Ekezie, from Port Harcourt, Nigeria, has given the Maryland program four good years on the court and four even better years off the court, a contribution worth framing.
He deserved to have something good happen to him in return, not something bad.
You probably know what he has done on the court, evolving from an awkward freshman into a team leader. Yes, he was inconsistent, sometimes tried to do too much in the lane and had lost his starting job, however temporarily, when he went down with his injury. But he started 105 games and collected 1,172 points and 671 rebounds, solid career numbers. And he had a habit of pulverizing North Carolina that came in handy.
But as big as he was on the court, he's even bigger off it.
"What a good, good kid," Maryland athletic director Debbie Yow said yesterday. "I consider him a role model. He has shown all our students how you can excel as an athlete and also do well in school."
Classwork is just an annoyance to many players, an inconvenience tolerated in exchange for the chance to impress NBA scouts, but Ekezie is an exception. The son of a petroleum engineer, he selected Maryland for an elite academic program -- a dual-degree curriculum blending business and engineering -- as much as for basketball. And he slam-dunked it.
"I just saw his grades from last semester," Yow said. "He's doing real well.
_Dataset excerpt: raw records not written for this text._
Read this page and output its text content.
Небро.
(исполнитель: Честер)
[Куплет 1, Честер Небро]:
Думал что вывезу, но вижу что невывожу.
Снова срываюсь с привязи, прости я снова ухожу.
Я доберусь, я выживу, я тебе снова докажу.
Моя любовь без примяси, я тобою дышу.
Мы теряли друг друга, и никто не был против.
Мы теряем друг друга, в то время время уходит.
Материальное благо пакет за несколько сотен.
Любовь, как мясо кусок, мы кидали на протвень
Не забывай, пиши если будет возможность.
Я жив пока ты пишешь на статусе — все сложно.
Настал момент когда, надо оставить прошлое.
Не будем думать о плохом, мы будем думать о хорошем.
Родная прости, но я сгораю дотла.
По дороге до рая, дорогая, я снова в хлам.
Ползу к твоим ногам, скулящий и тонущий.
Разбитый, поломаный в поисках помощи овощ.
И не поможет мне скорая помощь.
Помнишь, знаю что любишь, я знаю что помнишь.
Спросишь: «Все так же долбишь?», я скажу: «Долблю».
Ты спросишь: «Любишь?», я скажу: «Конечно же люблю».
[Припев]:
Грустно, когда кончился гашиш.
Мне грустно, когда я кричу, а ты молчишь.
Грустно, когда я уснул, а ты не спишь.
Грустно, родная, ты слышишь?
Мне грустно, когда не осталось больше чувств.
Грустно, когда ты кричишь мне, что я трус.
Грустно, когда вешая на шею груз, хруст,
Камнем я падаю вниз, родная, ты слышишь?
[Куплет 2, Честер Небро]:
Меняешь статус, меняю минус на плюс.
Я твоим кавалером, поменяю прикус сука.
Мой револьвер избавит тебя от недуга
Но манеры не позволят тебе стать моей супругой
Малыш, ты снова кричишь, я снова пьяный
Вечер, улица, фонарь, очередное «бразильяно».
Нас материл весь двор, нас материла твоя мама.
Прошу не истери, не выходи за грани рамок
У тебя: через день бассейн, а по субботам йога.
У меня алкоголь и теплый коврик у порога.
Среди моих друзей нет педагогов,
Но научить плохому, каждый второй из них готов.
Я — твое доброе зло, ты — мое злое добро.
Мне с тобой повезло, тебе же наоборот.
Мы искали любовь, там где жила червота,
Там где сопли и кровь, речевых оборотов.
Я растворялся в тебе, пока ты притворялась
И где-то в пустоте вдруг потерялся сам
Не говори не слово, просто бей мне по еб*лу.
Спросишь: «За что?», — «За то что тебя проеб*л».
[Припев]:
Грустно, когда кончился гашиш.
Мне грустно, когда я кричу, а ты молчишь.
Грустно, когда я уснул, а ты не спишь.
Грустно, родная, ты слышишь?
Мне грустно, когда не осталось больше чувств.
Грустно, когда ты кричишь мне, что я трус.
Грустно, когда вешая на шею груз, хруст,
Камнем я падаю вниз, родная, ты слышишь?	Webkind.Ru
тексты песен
He's going to leave here with a degree."
Ekezie, 23, already has completed the engineering component and is working on the business requirements. He'll need one more year after this to finish the five-year course, but even if he comes back from his injury and plays basketball for money next year, no one doubts he'll find a way to finish.
"If you spend time around him, you realize his No. 1 goal is to get his degree," said Anton Goff, an adviser on the athletic department's academic support staff. "He takes his academics just as seriously as his basketball. When he misses a class because of [basketball] travel, he always talks to his professor and gets his notes and work. I've never gotten a negative report from any professor on Obinna. He's a pleasure to work with."
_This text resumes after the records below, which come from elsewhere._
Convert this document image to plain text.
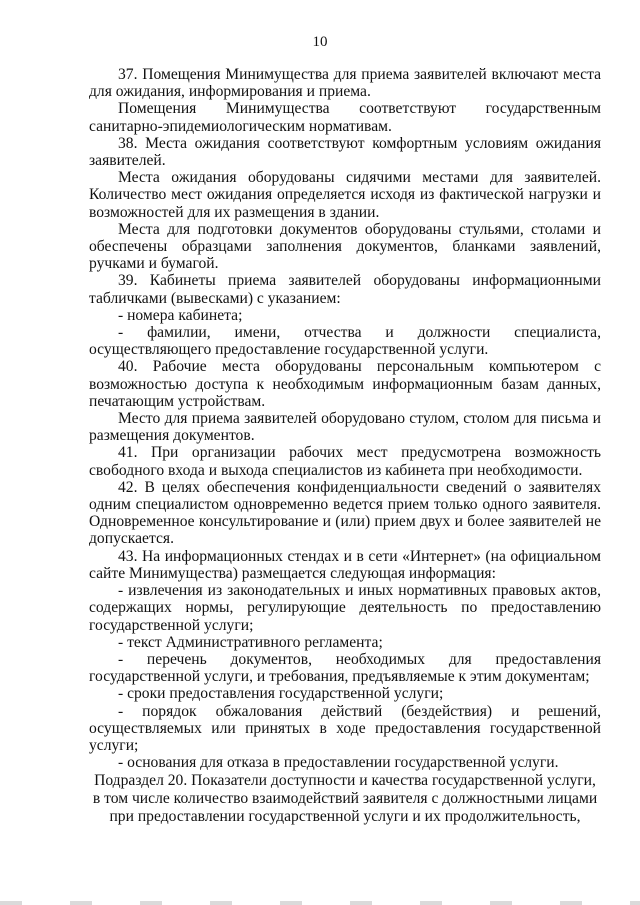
10

37. Помещения Минимущества для приема заявителей включают места для ожидания, информирования и приема.

Помещения Минимущества соответствуют государственным санитарно-эпидемиологическим нормативам.

38. Места ожидания соответствуют комфортным условиям ожидания заявителей.

Места ожидания оборудованы сидячими местами для заявителей. Количество мест ожидания определяется исходя из фактической нагрузки и возможностей для их размещения в здании.

Места для подготовки документов оборудованы стульями, столами и обеспечены образцами заполнения документов, бланками заявлений, ручками и бумагой.

39. Кабинеты приема заявителей оборудованы информационными табличками (вывесками) с указанием:

- номера кабинета;

- фамилии, имени, отчества и должности специалиста, осуществляющего предоставление государственной услуги.

40. Рабочие места оборудованы персональным компьютером с возможностью доступа к необходимым информационным базам данных, печатающим устройствам.

Место для приема заявителей оборудовано стулом, столом для письма и размещения документов.

41. При организации рабочих мест предусмотрена возможность свободного входа и выхода специалистов из кабинета при необходимости.

42. В целях обеспечения конфиденциальности сведений о заявителях одним специалистом одновременно ведется прием только одного заявителя. Одновременное консультирование и (или) прием двух и более заявителей не допускается.

43. На информационных стендах и в сети «Интернет» (на официальном сайте Минимущества) размещается следующая информация:

- извлечения из законодательных и иных нормативных правовых актов, содержащих нормы, регулирующие деятельность по предоставлению государственной услуги;

- текст Административного регламента;

- перечень документов, необходимых для предоставления государственной услуги, и требования, предъявляемые к этим документам;

- сроки предоставления государственной услуги;

- порядок обжалования действий (бездействия) и решений, осуществляемых или принятых в ходе предоставления государственной услуги;

- основания для отказа в предоставлении государственной услуги.

Подраздел 20. Показатели доступности и качества государственной услуги, в том числе количество взаимодействий заявителя с должностными лицами при предоставлении государственной услуги и их продолжительность,
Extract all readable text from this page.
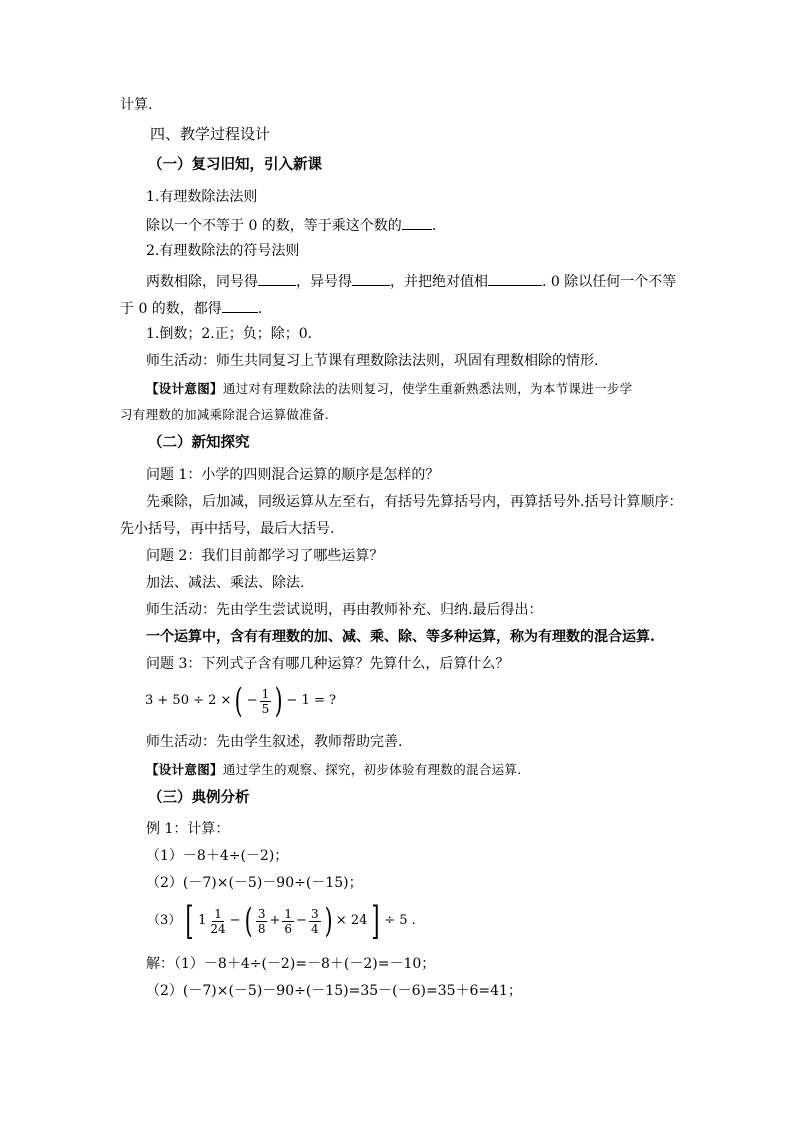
计算.
四、教学过程设计
（一）复习旧知，引入新课
1.有理数除法法则
除以一个不等于 0 的数，等于乘这个数的 .
2.有理数除法的符号法则
两数相除，同号得	，异号得	，并把绝对值相	. 0 除以任何一个不等
于 0 的数，都得	.
1.倒数；2.正；负；除；0.
师生活动：师生共同复习上节课有理数除法法则，巩固有理数相除的情形.
【设计意图】通过对有理数除法的法则复习，使学生重新熟悉法则，为本节课进一步学
习有理数的加减乘除混合运算做准备.
（二）新知探究
问题 1：小学的四则混合运算的顺序是怎样的？
先乘除，后加减，同级运算从左至右，有括号先算括号内，再算括号外.括号计算顺序：
先小括号，再中括号，最后大括号.
问题 2：我们目前都学习了哪些运算？
加法、减法、乘法、除法.
师生活动：先由学生尝试说明，再由教师补充、归纳.最后得出：
一个运算中，含有有理数的加、减、乘、除、等多种运算，称为有理数的混合运算.
问题 3：下列式子含有哪几种运算？先算什么，后算什么？
3 + 50 ÷ 2 × ( − $\frac{1}{5}$ ) − 1 = ?
师生活动：先由学生叙述，教师帮助完善.
【设计意图】通过学生的观察、探究，初步体验有理数的混合运算.
（三）典例分析
例 1：计算：
（1）－8＋4÷(－2)；
（2）(－7)×(－5)－90÷(－15)；
（3） [ $1 \frac{1}{24}$ − ( $\frac{3}{8} + \frac{1}{6} - \frac{3}{4}$ ) × 24 ] ÷ 5 .
解：（1）－8＋4÷(－2)=－8＋(－2)=－10；
（2）(－7)×(－5)－90÷(－15)=35－(－6)=35＋6=41；
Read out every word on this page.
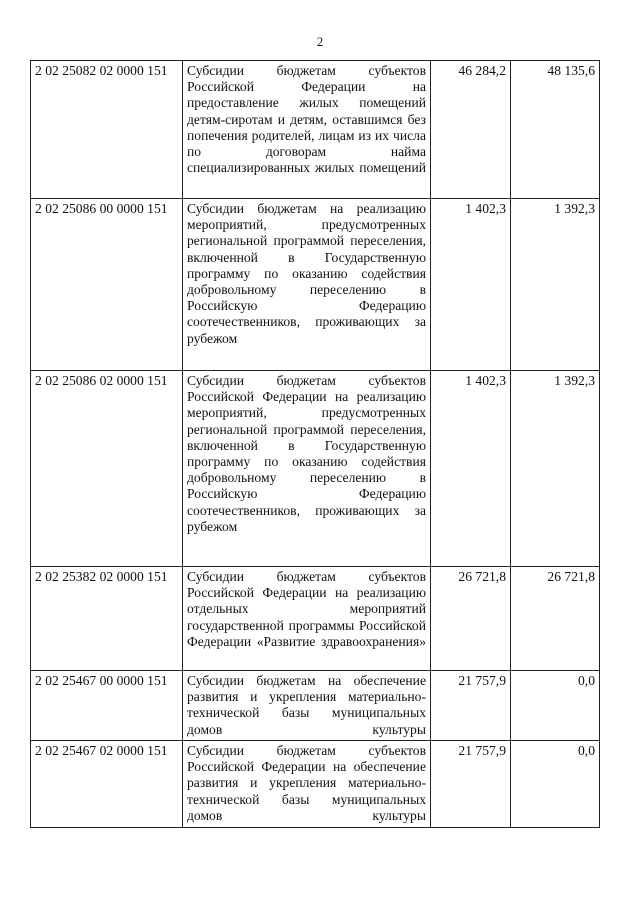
2
2 02 25082 02 0000 151	Субсидии бюджетам субъектов Российской Федерации на предоставление жилых помещений детям-сиротам и детям, оставшимся без попечения родителей, лицам из их числа по договорам найма специализированных жилых помещений	46 284,2	48 135,6
2 02 25086 00 0000 151	Субсидии бюджетам на реализацию мероприятий, предусмотренных региональной программой переселения, включенной в Государственную программу по оказанию содействия добровольному переселению в Российскую Федерацию соотечественников, проживающих за рубежом	1 402,3	1 392,3
2 02 25086 02 0000 151	Субсидии бюджетам субъектов Российской Федерации на реализацию мероприятий, предусмотренных региональной программой переселения, включенной в Государственную программу по оказанию содействия добровольному переселению в Российскую Федерацию соотечественников, проживающих за рубежом	1 402,3	1 392,3
2 02 25382 02 0000 151	Субсидии бюджетам субъектов Российской Федерации на реализацию отдельных мероприятий государственной программы Российской Федерации «Развитие здравоохранения»	26 721,8	26 721,8
2 02 25467 00 0000 151	Субсидии бюджетам на обеспечение развития и укрепления материально-технической базы муниципальных домов культуры	21 757,9	0,0
2 02 25467 02 0000 151	Субсидии бюджетам субъектов Российской Федерации на обеспечение развития и укрепления материально-технической базы муниципальных домов культуры	21 757,9	0,0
Not one of those players you have to bribe to get to study hall?
"No way," Goff said. "No problem there."
Ekezie's standards have trickled down from his father, Obi, who is 16 inches shorter than his son but rules their relationship without challenge.
The joke around College Park is that Obinna will get his degree, or else.
"I know any time Gary [Williams, Terps coach] has an issue with Obinna, he just has to mention his father's name and that gets Obinna's attention," Yow said. "His father really rules the roost."
It's a solid family, and it guarantees Ekezie a career to fall back on, a rare advantage among top players. But despite those forgiving circumstances, Ekezie has worked hard on his conditioning and his game. He has come a long way from his days as a freshman who clanked free throws and stumbled around the lane.
He also has shot honestly with reporters, never dodging tough questions or losing his temper after losses.
Beginning to understand why the entire athletic department was shaken at the news of his injury?
"I was just heartsick when I heard," Yow said. "Here's a kindhearted kid who does things right and works so hard. I wanted to see him go out in the best possible fashion, in the NCAA tournament. It's just a shame that he won't."
Goff agreed. "We're all sad about it," he said. "He deserved his place on a team with such potential."
Exposure in the NCAA tournament would have helped his chances of a pro career, no doubt. Who knows what will happen now?
"I just hope someone gives him a chance," Williams said. "Someone should see his potential and the kind of person he is. He's going to keep working."
But with or without basketball, Ekezie will have a life. Yow admitted that was her second reaction, after feeling sadness for Ekezie.
"We all hope Obinna recovers and gets a chance to play [professionally]," Yow said, "but if that doesn't happen, he'll be prepared to lead a good life. It's a classic example of why it's so important for athletes to do well in school. A career in athletics is so tenuous. No one thought Obinna would have an injury like this. But he's going to graduate and he's going to be fine."
It's not the legacy Ekezie intended to leave at College Park, that's for sure. But it's a more meaningful legacy than any he could have forged on the court. Maryland's basketball program will be fortunate if other players follow his example.